Mr. Howard’s autopsy report stated that his cause of death was two gunshot wounds to the chest. Toxicology results showed that Mr. Howard had a combination of methadone, anabolic steroids, and THC metabolites in his system at the time of the shooting.
Under Vermont law at the time of the incident, a person who kills or wounds another “in the just and necessary defense of his own life…shall be guiltless.” 13 V.S.A. § 2305(1). In Vermont, self-defense is justified when (1) the defendant was not the initial aggressor; (2) the defendant was justified in using a reasonable amount of force against another; and (3) he reasonably believed (a) that he was in immediate danger of unlawful bodily harm from his adversary and (b) that the use of such force was necessary to avoid this danger.

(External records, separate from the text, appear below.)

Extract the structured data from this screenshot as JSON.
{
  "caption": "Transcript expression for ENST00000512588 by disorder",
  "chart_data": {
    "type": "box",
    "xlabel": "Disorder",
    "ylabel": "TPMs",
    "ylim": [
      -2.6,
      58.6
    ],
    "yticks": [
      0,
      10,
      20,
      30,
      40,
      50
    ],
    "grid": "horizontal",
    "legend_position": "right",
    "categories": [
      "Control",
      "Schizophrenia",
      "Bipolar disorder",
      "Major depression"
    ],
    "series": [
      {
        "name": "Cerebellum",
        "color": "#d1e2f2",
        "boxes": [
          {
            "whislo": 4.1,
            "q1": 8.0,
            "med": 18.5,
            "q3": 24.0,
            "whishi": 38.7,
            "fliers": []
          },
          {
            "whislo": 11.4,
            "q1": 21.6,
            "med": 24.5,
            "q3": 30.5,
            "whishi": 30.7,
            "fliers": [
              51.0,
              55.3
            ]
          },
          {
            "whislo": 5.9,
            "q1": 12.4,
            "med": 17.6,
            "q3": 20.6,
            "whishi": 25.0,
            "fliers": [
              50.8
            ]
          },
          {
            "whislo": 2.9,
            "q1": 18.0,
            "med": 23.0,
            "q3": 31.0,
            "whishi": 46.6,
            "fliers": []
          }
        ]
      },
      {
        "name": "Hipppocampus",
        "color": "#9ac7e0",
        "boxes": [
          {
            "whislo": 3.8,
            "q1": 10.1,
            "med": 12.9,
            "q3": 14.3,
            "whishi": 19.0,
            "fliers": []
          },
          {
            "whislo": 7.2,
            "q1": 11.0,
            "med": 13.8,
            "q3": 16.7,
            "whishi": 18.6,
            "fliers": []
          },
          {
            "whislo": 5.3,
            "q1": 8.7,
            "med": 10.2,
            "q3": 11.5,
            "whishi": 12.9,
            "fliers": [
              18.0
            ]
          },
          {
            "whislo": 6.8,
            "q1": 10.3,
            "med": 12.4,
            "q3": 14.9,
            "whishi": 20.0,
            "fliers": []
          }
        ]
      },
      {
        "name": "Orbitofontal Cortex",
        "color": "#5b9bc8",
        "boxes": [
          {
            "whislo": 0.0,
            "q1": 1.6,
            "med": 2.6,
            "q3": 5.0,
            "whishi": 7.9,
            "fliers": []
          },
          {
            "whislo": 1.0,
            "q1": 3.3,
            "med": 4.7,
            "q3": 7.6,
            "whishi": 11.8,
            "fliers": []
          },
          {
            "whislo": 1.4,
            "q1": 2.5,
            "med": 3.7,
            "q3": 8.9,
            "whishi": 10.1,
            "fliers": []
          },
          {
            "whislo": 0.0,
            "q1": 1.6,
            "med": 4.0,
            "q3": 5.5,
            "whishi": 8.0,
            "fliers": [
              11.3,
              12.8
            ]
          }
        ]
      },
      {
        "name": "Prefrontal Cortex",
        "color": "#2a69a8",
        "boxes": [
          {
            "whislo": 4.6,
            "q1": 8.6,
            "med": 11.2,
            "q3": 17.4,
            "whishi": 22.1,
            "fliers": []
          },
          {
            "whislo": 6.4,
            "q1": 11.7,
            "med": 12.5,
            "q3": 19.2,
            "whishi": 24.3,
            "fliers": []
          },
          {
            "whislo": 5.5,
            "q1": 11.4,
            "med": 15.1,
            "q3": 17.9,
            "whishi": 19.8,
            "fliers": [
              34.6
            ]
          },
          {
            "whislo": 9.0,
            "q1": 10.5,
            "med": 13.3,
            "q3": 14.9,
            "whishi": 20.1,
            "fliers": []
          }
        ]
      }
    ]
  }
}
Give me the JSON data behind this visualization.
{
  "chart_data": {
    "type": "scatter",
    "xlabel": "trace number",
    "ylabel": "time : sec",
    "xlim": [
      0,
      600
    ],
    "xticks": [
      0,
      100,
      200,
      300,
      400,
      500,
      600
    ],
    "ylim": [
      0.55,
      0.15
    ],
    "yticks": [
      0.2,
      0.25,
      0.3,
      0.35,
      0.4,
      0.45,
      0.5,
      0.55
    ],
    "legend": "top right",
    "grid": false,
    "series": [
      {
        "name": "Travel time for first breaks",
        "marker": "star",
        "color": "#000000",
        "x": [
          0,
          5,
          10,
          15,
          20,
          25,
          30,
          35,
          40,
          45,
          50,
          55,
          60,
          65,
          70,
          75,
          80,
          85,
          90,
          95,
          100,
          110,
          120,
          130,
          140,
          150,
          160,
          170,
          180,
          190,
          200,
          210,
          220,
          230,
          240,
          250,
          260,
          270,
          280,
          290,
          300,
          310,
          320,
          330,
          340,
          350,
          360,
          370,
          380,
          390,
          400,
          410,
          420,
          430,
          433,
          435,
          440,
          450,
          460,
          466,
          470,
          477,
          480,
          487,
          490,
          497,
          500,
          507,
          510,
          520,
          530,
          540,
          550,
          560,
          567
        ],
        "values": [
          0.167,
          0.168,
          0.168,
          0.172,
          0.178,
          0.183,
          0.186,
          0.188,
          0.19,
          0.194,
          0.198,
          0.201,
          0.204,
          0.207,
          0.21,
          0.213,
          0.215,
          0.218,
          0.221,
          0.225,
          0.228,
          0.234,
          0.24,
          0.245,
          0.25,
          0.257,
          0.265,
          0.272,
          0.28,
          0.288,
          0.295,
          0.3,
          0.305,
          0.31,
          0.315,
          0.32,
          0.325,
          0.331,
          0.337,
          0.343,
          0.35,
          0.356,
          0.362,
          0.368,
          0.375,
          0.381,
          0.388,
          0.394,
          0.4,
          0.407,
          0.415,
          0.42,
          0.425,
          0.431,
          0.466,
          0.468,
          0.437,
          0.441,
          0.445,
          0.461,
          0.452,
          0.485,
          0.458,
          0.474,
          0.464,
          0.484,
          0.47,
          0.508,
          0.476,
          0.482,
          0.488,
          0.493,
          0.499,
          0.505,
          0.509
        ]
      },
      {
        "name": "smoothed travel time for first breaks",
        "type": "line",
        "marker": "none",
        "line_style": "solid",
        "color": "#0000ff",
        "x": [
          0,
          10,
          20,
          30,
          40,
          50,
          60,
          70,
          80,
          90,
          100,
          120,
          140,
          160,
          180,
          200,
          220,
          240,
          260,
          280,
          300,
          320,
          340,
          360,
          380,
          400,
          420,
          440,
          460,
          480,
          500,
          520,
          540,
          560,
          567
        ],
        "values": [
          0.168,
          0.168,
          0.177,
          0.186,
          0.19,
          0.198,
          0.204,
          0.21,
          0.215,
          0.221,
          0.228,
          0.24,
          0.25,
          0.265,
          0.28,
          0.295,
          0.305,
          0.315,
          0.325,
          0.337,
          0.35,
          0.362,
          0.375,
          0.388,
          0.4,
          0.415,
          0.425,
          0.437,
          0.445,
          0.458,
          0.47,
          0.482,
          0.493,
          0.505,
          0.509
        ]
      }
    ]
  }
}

In this case, Corporal Clifford reasonably believed that he was in imminent danger of being killed or suffering great bodily harm at the hands of Mr. Howard. Under these facts and circumstances and consistent with Vermont law, the actions of the officer were justified. The Attorney General’s Office has declined to file charges against Corporal Clifford.
The lawfulness of this shooting was also analyzed under 13 VSA §2305(3), which became effective after the incident on October 1, 2021. Corporal Clifford’s use of deadly force against Mr. Howard was justified under amended 13 VSA §2305(3), and 20 VSA §2368(c) as it was objectively reasonable and necessary to prevent Corporal Clifford’s imminent death or serious injury. Mr. Howard had the ability, opportunity, and intent to cause Corporal Clifford serious harm or death, as shown by Mr. Howard attacking, overpowering, strangling, and punching him. Corporal Clifford was not the aggressor and was not attempting to restrain or arrest Mr. Howard when Mr. Howard attacked him unprovoked. Corporal Clifford tried to de-escalate the situation by giving Mr. Howard commands to stay where he was, moving away from him, and using pepper spray when Mr. Howard rushed Corporal Clifford. Corporal Clifford told Mr. Howard multiple times to “stop” during Mr. Howard’s attack. Corporal Clifford did not believe backup would arrive in time to help him and that his baton was not a viable alternative to stop Mr. Howard’s attack. Given the totality of the circumstances, an objectively reasonable officer in Corporal Clifford’s situation would have been legally justified in using deadly force in self-defense.